What is the Average Whistleblower Settlement?

The Average Whistleblower Settlement as reported by the US Department of Justice in 2016: Over last 30 years there has been an average of 377 new federal False Claims Act (FCA) cases filed under the act’s Qui Tam provisions each year. The mathematical average of the total recoveries (settlements and judgments) for this time period is approximately $3.3 million, with an average whistleblower award of $562,000. In the last five years the figures have gone up across the board: with an average of 693 new cases filed annually, with average recoveries of $4.8 million and whistleblower awards of $837,000. It should be noted that the average recovery in healthcare fraud cases (which is the biggest single industry listed in the government’s statistics) in the last five years is over $5 million, with average whistleblower awards of nearly $865,000.

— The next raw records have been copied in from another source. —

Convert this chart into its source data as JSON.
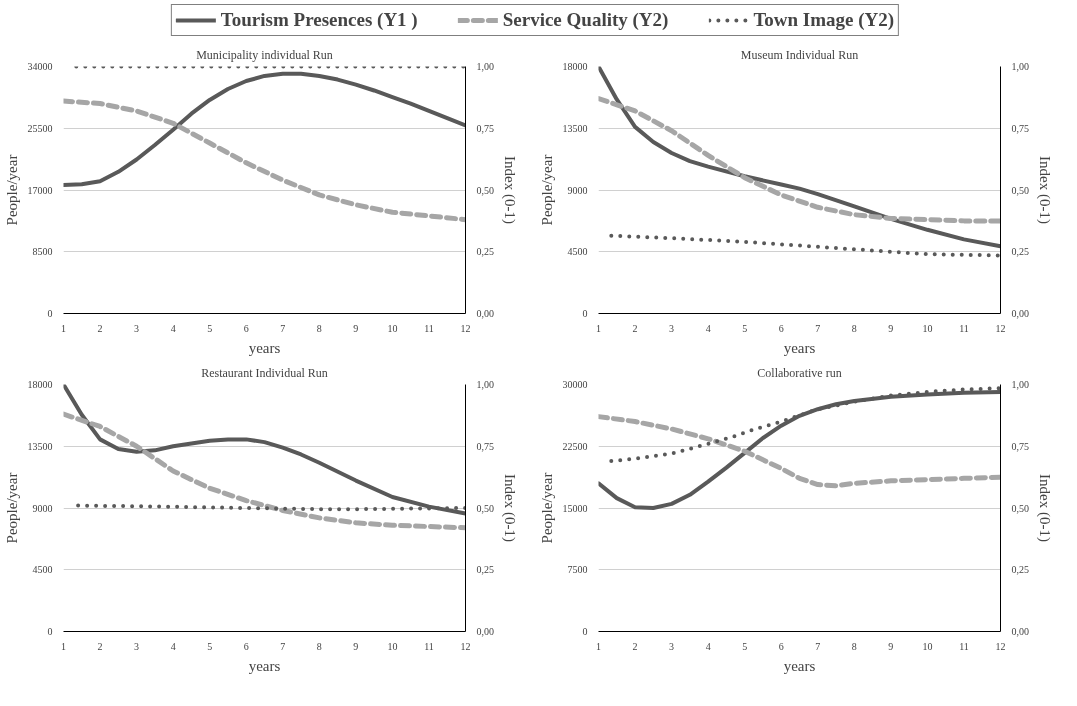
{
  "chart_data": [
    {
      "type": "line",
      "title": "Municipality individual Run",
      "xlabel": "years",
      "ylabel": "People/year",
      "y2label": "Index (0-1)",
      "legend": "top",
      "grid": "y",
      "xlim": [
        1,
        12
      ],
      "xticks": [
        1,
        2,
        3,
        4,
        5,
        6,
        7,
        8,
        9,
        10,
        11,
        12
      ],
      "ylim": [
        0,
        34000
      ],
      "yticks": [
        0,
        8500,
        17000,
        25500,
        34000
      ],
      "y2lim": [
        0,
        1
      ],
      "y2ticks": [
        {
          "value": 0,
          "label": "0,00"
        },
        {
          "value": 0.25,
          "label": "0,25"
        },
        {
          "value": 0.5,
          "label": "0,50"
        },
        {
          "value": 0.75,
          "label": "0,75"
        },
        {
          "value": 1,
          "label": "1,00"
        }
      ],
      "series": [
        {
          "name": "Tourism Presences (Y1 )",
          "color": "#595959",
          "line_style": "solid",
          "x": [
            1,
            1.5,
            2,
            2.5,
            3,
            3.5,
            4,
            4.5,
            5,
            5.5,
            6,
            6.5,
            7,
            7.5,
            8,
            8.5,
            9,
            9.5,
            10,
            10.5,
            11,
            11.5,
            12
          ],
          "values": [
            17700,
            17800,
            18200,
            19500,
            21200,
            23200,
            25300,
            27500,
            29400,
            30900,
            32000,
            32700,
            33000,
            33000,
            32700,
            32200,
            31500,
            30700,
            29800,
            28900,
            27900,
            26900,
            25900
          ]
        },
        {
          "name": "Service Quality (Y2)",
          "color": "#a6a6a6",
          "line_style": "dashed",
          "axis": "y2",
          "x": [
            1,
            2,
            3,
            4,
            5,
            6,
            7,
            8,
            9,
            10,
            11,
            12
          ],
          "values": [
            0.86,
            0.85,
            0.82,
            0.77,
            0.69,
            0.61,
            0.54,
            0.48,
            0.44,
            0.41,
            0.395,
            0.38
          ]
        },
        {
          "name": "Town Image (Y2)",
          "color": "#595959",
          "line_style": "dotted",
          "axis": "y2",
          "x": [
            1.35,
            12
          ],
          "values": [
            1,
            1
          ]
        }
      ]
    },
    {
      "type": "line",
      "title": "Museum Individual Run",
      "xlabel": "years",
      "ylabel": "People/year",
      "y2label": "Index (0-1)",
      "grid": "y",
      "xlim": [
        1,
        12
      ],
      "xticks": [
        1,
        2,
        3,
        4,
        5,
        6,
        7,
        8,
        9,
        10,
        11,
        12
      ],
      "ylim": [
        0,
        18000
      ],
      "yticks": [
        0,
        4500,
        9000,
        13500,
        18000
      ],
      "y2lim": [
        0,
        1
      ],
      "y2ticks": [
        {
          "value": 0,
          "label": "0,00"
        },
        {
          "value": 0.25,
          "label": "0,25"
        },
        {
          "value": 0.5,
          "label": "0,50"
        },
        {
          "value": 0.75,
          "label": "0,75"
        },
        {
          "value": 1,
          "label": "1,00"
        }
      ],
      "series": [
        {
          "color": "#595959",
          "line_style": "solid",
          "x": [
            1,
            1.5,
            2,
            2.5,
            3,
            3.5,
            4,
            5,
            6,
            6.5,
            7,
            8,
            9,
            10,
            11,
            12
          ],
          "values": [
            18000,
            15600,
            13600,
            12500,
            11700,
            11100,
            10700,
            10000,
            9400,
            9100,
            8700,
            7800,
            6900,
            6100,
            5400,
            4900
          ]
        },
        {
          "color": "#a6a6a6",
          "line_style": "dashed",
          "axis": "y2",
          "x": [
            1,
            2,
            3,
            4,
            5,
            6,
            7,
            8,
            9,
            10,
            11,
            12
          ],
          "values": [
            0.87,
            0.82,
            0.74,
            0.64,
            0.55,
            0.48,
            0.43,
            0.4,
            0.385,
            0.38,
            0.375,
            0.375
          ]
        },
        {
          "color": "#595959",
          "line_style": "dotted",
          "axis": "y2",
          "x": [
            1.35,
            3,
            5,
            7,
            9,
            10,
            12
          ],
          "values": [
            0.315,
            0.305,
            0.29,
            0.27,
            0.25,
            0.24,
            0.235
          ]
        }
      ]
    },
    {
      "type": "line",
      "title": "Restaurant Individual Run",
      "xlabel": "years",
      "ylabel": "People/year",
      "y2label": "Index (0-1)",
      "grid": "y",
      "xlim": [
        1,
        12
      ],
      "xticks": [
        1,
        2,
        3,
        4,
        5,
        6,
        7,
        8,
        9,
        10,
        11,
        12
      ],
      "ylim": [
        0,
        18000
      ],
      "yticks": [
        0,
        4500,
        9000,
        13500,
        18000
      ],
      "y2lim": [
        0,
        1
      ],
      "y2ticks": [
        {
          "value": 0,
          "label": "0,00"
        },
        {
          "value": 0.25,
          "label": "0,25"
        },
        {
          "value": 0.5,
          "label": "0,50"
        },
        {
          "value": 0.75,
          "label": "0,75"
        },
        {
          "value": 1,
          "label": "1,00"
        }
      ],
      "series": [
        {
          "color": "#595959",
          "line_style": "solid",
          "x": [
            1,
            1.5,
            2,
            2.5,
            3,
            3.5,
            4,
            5,
            5.5,
            6,
            6.5,
            7,
            7.5,
            8,
            9,
            10,
            11,
            12
          ],
          "values": [
            18000,
            15800,
            14000,
            13300,
            13100,
            13200,
            13500,
            13900,
            14000,
            14000,
            13800,
            13400,
            12900,
            12300,
            11000,
            9800,
            9100,
            8600
          ]
        },
        {
          "color": "#a6a6a6",
          "line_style": "dashed",
          "axis": "y2",
          "x": [
            1,
            2,
            3,
            4,
            5,
            6,
            7,
            8,
            9,
            10,
            11,
            12
          ],
          "values": [
            0.88,
            0.83,
            0.75,
            0.65,
            0.58,
            0.53,
            0.49,
            0.46,
            0.44,
            0.43,
            0.425,
            0.42
          ]
        },
        {
          "color": "#595959",
          "line_style": "dotted",
          "axis": "y2",
          "x": [
            1.4,
            4,
            6,
            8,
            9,
            12
          ],
          "values": [
            0.51,
            0.505,
            0.5,
            0.495,
            0.495,
            0.5
          ]
        }
      ]
    },
    {
      "type": "line",
      "title": "Collaborative run",
      "xlabel": "years",
      "ylabel": "People/year",
      "y2label": "Index (0-1)",
      "grid": "y",
      "xlim": [
        1,
        12
      ],
      "xticks": [
        1,
        2,
        3,
        4,
        5,
        6,
        7,
        8,
        9,
        10,
        11,
        12
      ],
      "ylim": [
        0,
        30000
      ],
      "yticks": [
        0,
        7500,
        15000,
        22500,
        30000
      ],
      "y2lim": [
        0,
        1
      ],
      "y2ticks": [
        {
          "value": 0,
          "label": "0,00"
        },
        {
          "value": 0.25,
          "label": "0,25"
        },
        {
          "value": 0.5,
          "label": "0,50"
        },
        {
          "value": 0.75,
          "label": "0,75"
        },
        {
          "value": 1,
          "label": "1,00"
        }
      ],
      "series": [
        {
          "color": "#595959",
          "line_style": "solid",
          "x": [
            1,
            1.5,
            2,
            2.5,
            3,
            3.5,
            4,
            4.5,
            5,
            5.5,
            6,
            6.5,
            7,
            7.5,
            8,
            9,
            10,
            11,
            12
          ],
          "values": [
            18000,
            16200,
            15100,
            15000,
            15500,
            16600,
            18200,
            19900,
            21700,
            23500,
            25000,
            26200,
            27000,
            27600,
            28000,
            28500,
            28800,
            29000,
            29100
          ]
        },
        {
          "color": "#a6a6a6",
          "line_style": "dashed",
          "axis": "y2",
          "x": [
            1,
            2,
            3,
            4,
            5,
            6,
            6.5,
            7,
            7.5,
            8,
            9,
            10,
            11,
            12
          ],
          "values": [
            0.87,
            0.85,
            0.82,
            0.78,
            0.73,
            0.66,
            0.62,
            0.595,
            0.59,
            0.6,
            0.61,
            0.615,
            0.62,
            0.625
          ]
        },
        {
          "color": "#595959",
          "line_style": "dotted",
          "axis": "y2",
          "x": [
            1.35,
            2,
            3,
            4,
            4.7,
            5.3,
            6,
            7,
            8,
            9,
            10,
            11,
            12
          ],
          "values": [
            0.69,
            0.7,
            0.72,
            0.76,
            0.79,
            0.82,
            0.85,
            0.9,
            0.93,
            0.955,
            0.97,
            0.98,
            0.985
          ]
        }
      ]
    }
  ]
}
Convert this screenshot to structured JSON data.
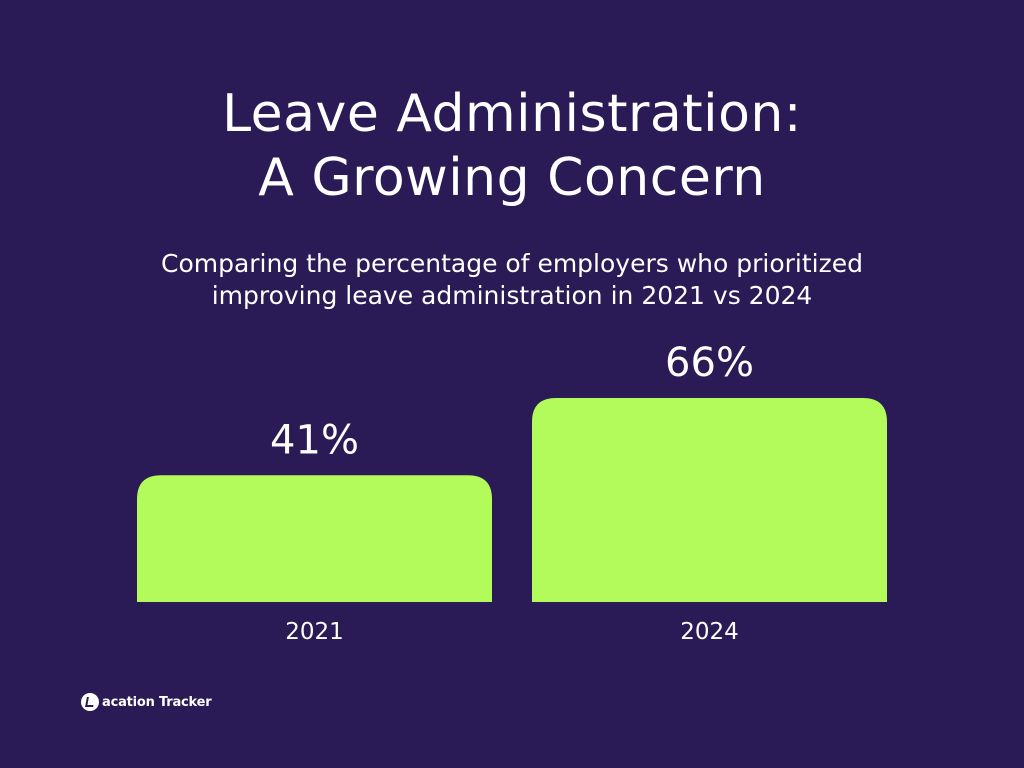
{
  "colors": {
    "background": "#2a1a55",
    "bar": "#b2fb5a",
    "text": "#ffffff"
  },
  "title": {
    "line1": "Leave Administration:",
    "line2": "A Growing Concern"
  },
  "subtitle": {
    "line1": "Comparing the percentage of employers who prioritized",
    "line2": "improving leave administration in 2021 vs 2024"
  },
  "chart_data": {
    "type": "bar",
    "categories": [
      "2021",
      "2024"
    ],
    "values": [
      41,
      66
    ],
    "value_labels": [
      "41%",
      "66%"
    ],
    "title": "Leave Administration: A Growing Concern",
    "subtitle": "Comparing the percentage of employers who prioritized improving leave administration in 2021 vs 2024",
    "xlabel": "",
    "ylabel": "",
    "unit": "%",
    "grid": false,
    "legend": "none"
  },
  "logo": {
    "icon": "vacation-tracker-logo-icon",
    "text": "acation Tracker"
  }
}
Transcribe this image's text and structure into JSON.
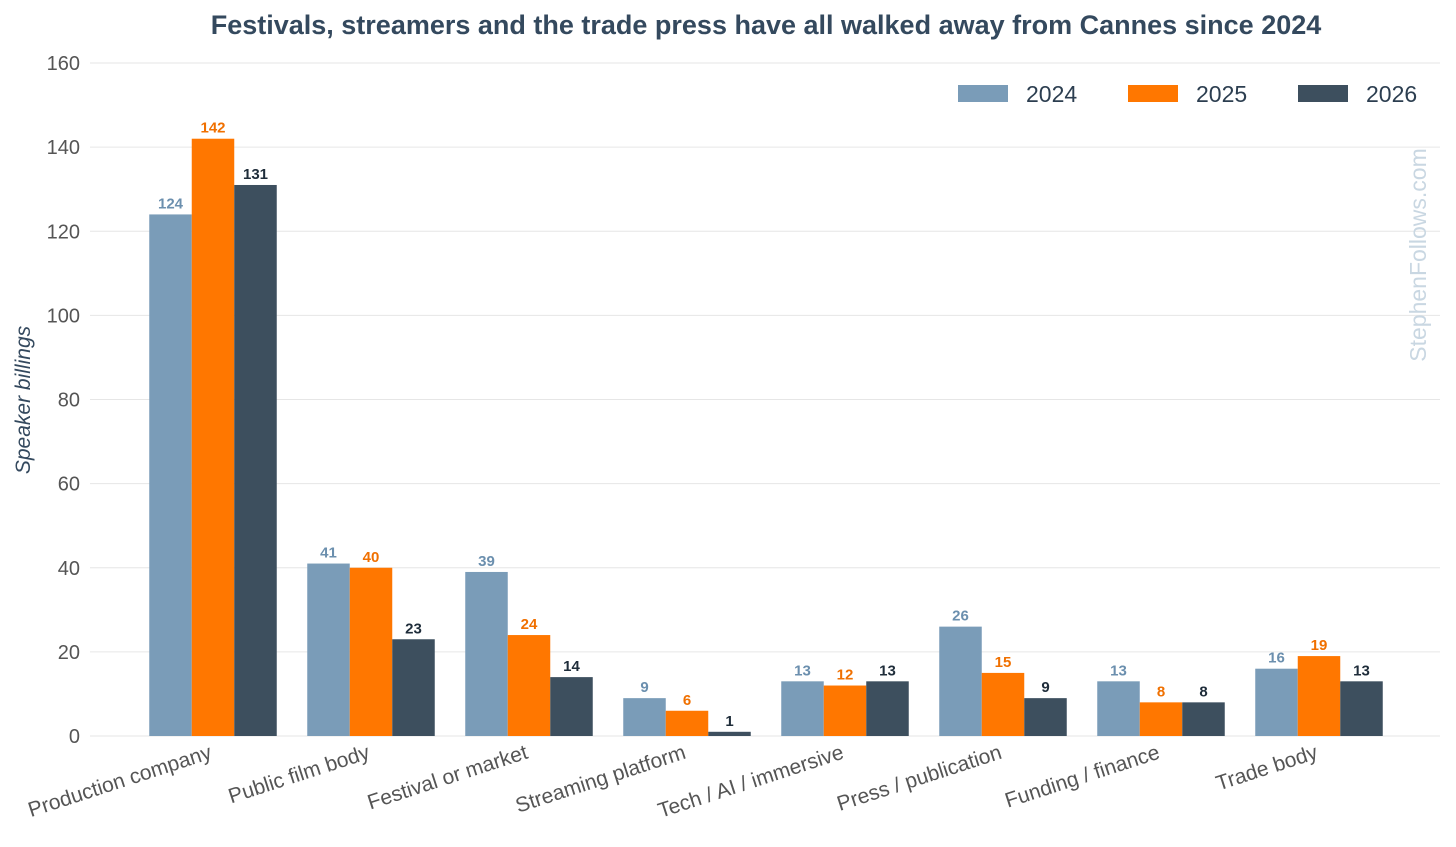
{
  "chart_data": {
    "type": "bar",
    "title": "Festivals, streamers and the trade press have all walked away from Cannes since 2024",
    "xlabel": "",
    "ylabel": "Speaker billings",
    "ylim": [
      0,
      160
    ],
    "yticks": [
      0,
      20,
      40,
      60,
      80,
      100,
      120,
      140,
      160
    ],
    "grid": true,
    "legend_position": "top-right",
    "categories": [
      "Production company",
      "Public film body",
      "Festival or market",
      "Streaming platform",
      "Tech / AI / immersive",
      "Press / publication",
      "Funding / finance",
      "Trade body"
    ],
    "series": [
      {
        "name": "2024",
        "color": "#7a9cb8",
        "label_color": "#6b8fae",
        "values": [
          124,
          41,
          39,
          9,
          13,
          26,
          13,
          16
        ]
      },
      {
        "name": "2025",
        "color": "#ff7700",
        "label_color": "#f07000",
        "values": [
          142,
          40,
          24,
          6,
          12,
          15,
          8,
          19
        ]
      },
      {
        "name": "2026",
        "color": "#3d4f5e",
        "label_color": "#1f2d3a",
        "values": [
          131,
          23,
          14,
          1,
          13,
          9,
          8,
          13
        ]
      }
    ],
    "watermark": "StephenFollows.com"
  }
}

Of course, the numbers don’t tell the whole story. At one time most FCA whistleblower settlements tended to be similar in nature, although the amount of the settlement always varied depending on the size of the case. It was common to have a simple agreement between a whistleblower (known technically as the "relator"), the government and the defendant. The defendant agreed to pay the government a certain amount of money for resolving the relator’s “Qui Tam” allegations and the defendant agreed to pay the whistleblower's attorneys their statutory fees (essentially the attorneys' hourly rate times the hours worked). Concurrently, the government agreed to pay the whistleblower a share of any proceeds it recovered from the defendant (usually between 15% and 25%). All three parties typically released the others from all future claims.